Metro

Skakel wants bail so he can see his son

A day after the reversal of his conviction for killing 15-year-old Martha Moxley, notorious Kennedy cousin Michael Skakel is now asking to be sprung on bail — so that he can see his own son, George, aged 14.

Skakel “has been imprisoned for the vast majority of his son’s life, based upon a conviction not worthy of reliability,” wrote in papers filed Thursday in Connecticut Superior Court in Rockville .

“Both [Skakel] and his son deserve the opportunity to re-establish the father-son bond that they both have been yearning for over the last eleven years, but which has been unjustly denied,” the bail petition reads.

The bail request further embittered Moxley’s mom, Dorthy, who maintains her belief that it was Skakel who bludgeoned her little girl to death with one of his family’s expensive golf clubs and left her dead beneath a tree in her Greenwich yard on Mischief Night, 1975.

Martha Moxley, shown at age 14 in this 1974 file photo.AP

“Should Michael Skakel get out of prison, I have no doubt that the first thing that he would want to do is see his son,” she told The Post.

“I would want Michael to become — should he be free — a wonderful father and a good citizen,” she added. “But I’m sorry, I can’t forgive him.”

Skakel is asking for bail of $500,000 or less, and has made that request to the same judge who on Wednesday overturned his 2002 conviction in Moxley’s murder on grounds that his trial lawyer, Michael “Mickey” Sherman, failed to adequately represent him.

That judge, Superior Court Judge Thomas Bishop, has asked that before he address Skakel’s bail, both sides first submit briefs on whether he has jurisdiction, a court spokewoman said.

Those filings will delay the Skakel bail application by at least another week, meaning that Skakel, the nephew of Robert F. Kennedy’s widow, Ethel Kennedy, will remain for now at the MacDougall-Walker Correctional Institution in Suffield, where he is serving a 20-year sentence.

Sherman, meanwhile, remained unbowed despite the judge’s ruling that he “was in a myriad of ways ineffective.”

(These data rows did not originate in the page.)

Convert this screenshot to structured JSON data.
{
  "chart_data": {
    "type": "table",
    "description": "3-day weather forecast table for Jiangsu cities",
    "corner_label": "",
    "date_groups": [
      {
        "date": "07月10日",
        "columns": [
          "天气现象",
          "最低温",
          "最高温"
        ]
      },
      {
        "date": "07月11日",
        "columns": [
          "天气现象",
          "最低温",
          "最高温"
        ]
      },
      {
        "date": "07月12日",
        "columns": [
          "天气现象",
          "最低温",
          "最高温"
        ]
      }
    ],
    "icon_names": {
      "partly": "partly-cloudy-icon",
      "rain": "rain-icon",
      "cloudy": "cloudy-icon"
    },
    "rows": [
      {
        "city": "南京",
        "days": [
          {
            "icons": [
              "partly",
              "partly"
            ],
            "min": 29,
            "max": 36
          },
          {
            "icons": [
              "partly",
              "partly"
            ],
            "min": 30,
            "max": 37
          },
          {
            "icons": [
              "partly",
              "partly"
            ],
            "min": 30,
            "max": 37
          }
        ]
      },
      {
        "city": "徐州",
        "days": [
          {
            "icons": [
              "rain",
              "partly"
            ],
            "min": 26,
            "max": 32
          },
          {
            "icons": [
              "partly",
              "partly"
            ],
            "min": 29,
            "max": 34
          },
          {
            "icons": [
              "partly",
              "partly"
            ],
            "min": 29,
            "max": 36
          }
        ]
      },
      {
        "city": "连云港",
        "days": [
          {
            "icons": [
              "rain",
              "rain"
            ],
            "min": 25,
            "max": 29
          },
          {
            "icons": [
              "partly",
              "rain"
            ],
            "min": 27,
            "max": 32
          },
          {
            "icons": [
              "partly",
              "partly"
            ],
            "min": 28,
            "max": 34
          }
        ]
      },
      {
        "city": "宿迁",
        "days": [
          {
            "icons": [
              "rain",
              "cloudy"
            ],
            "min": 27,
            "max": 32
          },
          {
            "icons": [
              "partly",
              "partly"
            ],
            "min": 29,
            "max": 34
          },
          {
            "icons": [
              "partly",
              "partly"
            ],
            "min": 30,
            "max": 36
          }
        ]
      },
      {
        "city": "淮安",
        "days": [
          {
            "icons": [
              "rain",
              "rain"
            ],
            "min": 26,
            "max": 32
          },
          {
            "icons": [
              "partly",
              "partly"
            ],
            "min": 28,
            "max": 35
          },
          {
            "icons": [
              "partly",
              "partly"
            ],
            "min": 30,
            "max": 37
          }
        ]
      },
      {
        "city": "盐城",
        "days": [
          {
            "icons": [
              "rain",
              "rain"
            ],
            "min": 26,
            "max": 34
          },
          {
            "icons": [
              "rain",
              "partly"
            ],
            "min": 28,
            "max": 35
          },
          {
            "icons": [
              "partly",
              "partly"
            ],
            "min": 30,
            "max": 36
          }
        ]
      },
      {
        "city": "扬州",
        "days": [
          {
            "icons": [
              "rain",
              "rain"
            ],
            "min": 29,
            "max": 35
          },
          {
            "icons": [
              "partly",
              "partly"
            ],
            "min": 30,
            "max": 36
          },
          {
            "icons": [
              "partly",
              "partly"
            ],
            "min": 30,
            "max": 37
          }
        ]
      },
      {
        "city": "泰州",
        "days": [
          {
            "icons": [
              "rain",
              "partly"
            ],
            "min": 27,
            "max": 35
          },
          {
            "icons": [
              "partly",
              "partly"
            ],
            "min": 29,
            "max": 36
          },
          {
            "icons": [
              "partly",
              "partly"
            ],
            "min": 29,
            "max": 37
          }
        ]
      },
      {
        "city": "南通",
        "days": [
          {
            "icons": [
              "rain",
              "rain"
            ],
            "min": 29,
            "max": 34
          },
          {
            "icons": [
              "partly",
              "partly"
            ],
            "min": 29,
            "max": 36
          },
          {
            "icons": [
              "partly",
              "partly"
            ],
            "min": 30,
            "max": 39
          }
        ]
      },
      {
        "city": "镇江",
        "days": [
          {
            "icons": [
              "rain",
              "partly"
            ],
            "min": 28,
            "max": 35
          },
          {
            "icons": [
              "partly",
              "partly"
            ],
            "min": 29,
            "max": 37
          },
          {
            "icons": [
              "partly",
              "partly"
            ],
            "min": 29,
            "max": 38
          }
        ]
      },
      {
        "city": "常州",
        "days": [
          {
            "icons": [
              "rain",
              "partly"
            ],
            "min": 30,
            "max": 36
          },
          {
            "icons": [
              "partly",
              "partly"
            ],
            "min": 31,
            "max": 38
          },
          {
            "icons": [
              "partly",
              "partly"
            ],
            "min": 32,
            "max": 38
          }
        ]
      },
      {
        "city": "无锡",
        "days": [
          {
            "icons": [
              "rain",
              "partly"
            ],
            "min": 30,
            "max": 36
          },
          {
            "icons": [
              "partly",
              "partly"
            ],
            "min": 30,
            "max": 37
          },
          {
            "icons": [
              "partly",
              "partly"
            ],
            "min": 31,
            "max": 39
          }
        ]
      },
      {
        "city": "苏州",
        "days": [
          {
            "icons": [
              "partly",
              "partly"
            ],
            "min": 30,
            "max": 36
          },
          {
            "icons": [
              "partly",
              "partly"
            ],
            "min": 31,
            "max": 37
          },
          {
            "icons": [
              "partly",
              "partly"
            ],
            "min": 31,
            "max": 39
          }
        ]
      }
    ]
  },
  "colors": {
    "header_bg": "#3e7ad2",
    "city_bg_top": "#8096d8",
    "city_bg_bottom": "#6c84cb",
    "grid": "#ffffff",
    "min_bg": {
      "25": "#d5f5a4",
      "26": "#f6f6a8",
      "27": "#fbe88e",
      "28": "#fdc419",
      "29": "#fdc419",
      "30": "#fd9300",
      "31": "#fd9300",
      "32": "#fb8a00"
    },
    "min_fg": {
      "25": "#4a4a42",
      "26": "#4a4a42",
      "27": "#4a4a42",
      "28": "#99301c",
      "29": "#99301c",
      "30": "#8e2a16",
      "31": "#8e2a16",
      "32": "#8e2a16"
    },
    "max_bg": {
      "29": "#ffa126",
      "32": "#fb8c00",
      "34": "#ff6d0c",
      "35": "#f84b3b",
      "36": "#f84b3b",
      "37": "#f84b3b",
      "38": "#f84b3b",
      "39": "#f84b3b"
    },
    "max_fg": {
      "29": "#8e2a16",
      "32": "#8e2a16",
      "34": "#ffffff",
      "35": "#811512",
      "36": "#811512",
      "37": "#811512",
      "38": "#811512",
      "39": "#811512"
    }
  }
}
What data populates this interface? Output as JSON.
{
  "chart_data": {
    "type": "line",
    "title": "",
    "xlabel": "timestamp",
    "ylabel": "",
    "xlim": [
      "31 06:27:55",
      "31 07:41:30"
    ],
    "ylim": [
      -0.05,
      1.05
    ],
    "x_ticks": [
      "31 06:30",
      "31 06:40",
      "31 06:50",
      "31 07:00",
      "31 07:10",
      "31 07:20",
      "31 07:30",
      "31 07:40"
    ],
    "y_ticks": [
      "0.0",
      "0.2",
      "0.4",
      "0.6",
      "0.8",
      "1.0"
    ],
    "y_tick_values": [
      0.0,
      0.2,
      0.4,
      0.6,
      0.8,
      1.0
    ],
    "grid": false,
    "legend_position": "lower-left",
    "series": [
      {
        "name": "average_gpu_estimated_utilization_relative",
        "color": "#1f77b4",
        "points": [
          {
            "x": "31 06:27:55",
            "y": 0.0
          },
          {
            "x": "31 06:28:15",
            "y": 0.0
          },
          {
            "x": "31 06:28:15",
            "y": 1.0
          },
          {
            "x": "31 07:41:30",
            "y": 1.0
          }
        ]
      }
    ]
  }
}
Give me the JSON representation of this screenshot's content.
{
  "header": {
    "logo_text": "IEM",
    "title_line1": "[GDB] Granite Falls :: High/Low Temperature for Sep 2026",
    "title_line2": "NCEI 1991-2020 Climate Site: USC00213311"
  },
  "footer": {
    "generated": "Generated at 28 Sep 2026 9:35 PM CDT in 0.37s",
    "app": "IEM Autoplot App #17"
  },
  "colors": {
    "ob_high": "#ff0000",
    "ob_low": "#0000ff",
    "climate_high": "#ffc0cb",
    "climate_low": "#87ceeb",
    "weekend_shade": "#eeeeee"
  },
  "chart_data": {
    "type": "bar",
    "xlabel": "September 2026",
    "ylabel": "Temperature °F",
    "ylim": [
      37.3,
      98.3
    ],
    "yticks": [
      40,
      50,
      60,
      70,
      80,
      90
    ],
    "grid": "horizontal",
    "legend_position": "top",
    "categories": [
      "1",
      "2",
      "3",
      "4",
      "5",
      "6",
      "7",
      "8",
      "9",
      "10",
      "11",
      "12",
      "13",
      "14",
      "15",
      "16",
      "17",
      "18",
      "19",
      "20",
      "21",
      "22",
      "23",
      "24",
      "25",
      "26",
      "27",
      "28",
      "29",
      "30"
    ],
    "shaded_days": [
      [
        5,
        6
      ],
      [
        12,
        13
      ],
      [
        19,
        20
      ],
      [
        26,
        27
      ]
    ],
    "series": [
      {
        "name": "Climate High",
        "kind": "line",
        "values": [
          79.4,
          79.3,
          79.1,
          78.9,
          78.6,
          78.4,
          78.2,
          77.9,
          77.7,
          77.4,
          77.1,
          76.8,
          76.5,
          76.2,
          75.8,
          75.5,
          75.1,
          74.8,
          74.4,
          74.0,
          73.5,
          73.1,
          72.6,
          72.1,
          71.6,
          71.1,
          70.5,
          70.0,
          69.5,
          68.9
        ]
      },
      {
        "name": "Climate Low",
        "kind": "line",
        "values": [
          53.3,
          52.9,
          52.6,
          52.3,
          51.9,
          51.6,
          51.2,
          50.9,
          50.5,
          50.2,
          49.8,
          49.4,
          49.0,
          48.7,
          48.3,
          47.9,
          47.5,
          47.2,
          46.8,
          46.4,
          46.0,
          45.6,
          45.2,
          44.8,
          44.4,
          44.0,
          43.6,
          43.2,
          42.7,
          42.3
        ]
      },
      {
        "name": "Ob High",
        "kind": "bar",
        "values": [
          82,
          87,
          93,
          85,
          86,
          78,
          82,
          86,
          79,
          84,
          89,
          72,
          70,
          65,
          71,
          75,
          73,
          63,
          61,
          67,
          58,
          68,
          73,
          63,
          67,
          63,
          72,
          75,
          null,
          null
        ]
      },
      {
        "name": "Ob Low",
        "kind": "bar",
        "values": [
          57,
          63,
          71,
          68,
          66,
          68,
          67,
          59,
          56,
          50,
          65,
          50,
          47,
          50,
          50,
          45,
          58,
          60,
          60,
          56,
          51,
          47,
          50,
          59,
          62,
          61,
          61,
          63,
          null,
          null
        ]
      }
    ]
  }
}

“Many people have asked me if I have mixed emotions about the decision,” Sherman said in a written press statement.
“I do not because Michael Skakel was innocent from the get go and I am absolutely delighted that he will be going home.

“I have also been asked if I mind being thrown under the bus and the bottom line is this is about justice and whether Michael Skakel should have been sent to jail and the answer is a very clear no,” he said. “If my reputation suffers some collateral damage, so be it.”

The lawyer added, “I represented Michael Skakel to the best of my ability and there isn’t a heck of a lot I would have changed had the case been redone. Period.”

Earlier Thursday, Robert F. Kennedy Jr. reasserted his belief that his cousin is innocent in an interview with the Today Show’s Matt Lauer.

Kennedy again aired his theory that the murder had been committed by friends of football star Kobe Bryant’s brother, Toby, along with his belief that his cousin has a solid alibi.

“Michael Skakel was 11 miles away with five eye witnesses when this murder occurred,” Kennedy said. “The problem was — his one crime was –that he had a very, very poor representation and Mickey unfortunately did not call those witnesses.”

One of those alibi witnesses, a former family friend, Denis Ossorio, now of Rye Brook, NY, told The Post Thursday that he is willing and able to tell his story to Skakel’s next jury — that he, Skakel, and four other Skakel family members were at a cousin’s home watching Monte Python at the time of the murder.

Ossario was Skakel’s only non-family alibi witness, yet was never called at the 2002 trial, one of the oversights cited in Wednesday’s conviction reversal.

“I’m 70 and sometimes have some lapses,” Ossorio, a former psychologist from Rye Brook, NY, told The Post. “But there were certain things that were indelible about that evening that imprinted on my memory.”

Meanwhile, legal experts said that the best route for both sides would be a plea deal, which would save prosecutors from the potential expense and embarrassment of losing a retrial, and save Skakel from the risk of implicating his older brother, Thomas, who was originally suspected in the murder, but never charged.

“He’d be an idiot not to just plead guilty for time served,” said Connecticut defense lawyer and former Bronx prosecutor Philip Russell.

“He still runs a risk of being re-convicted, no matter how slight. And there’s nothing funny about a murder conviction.”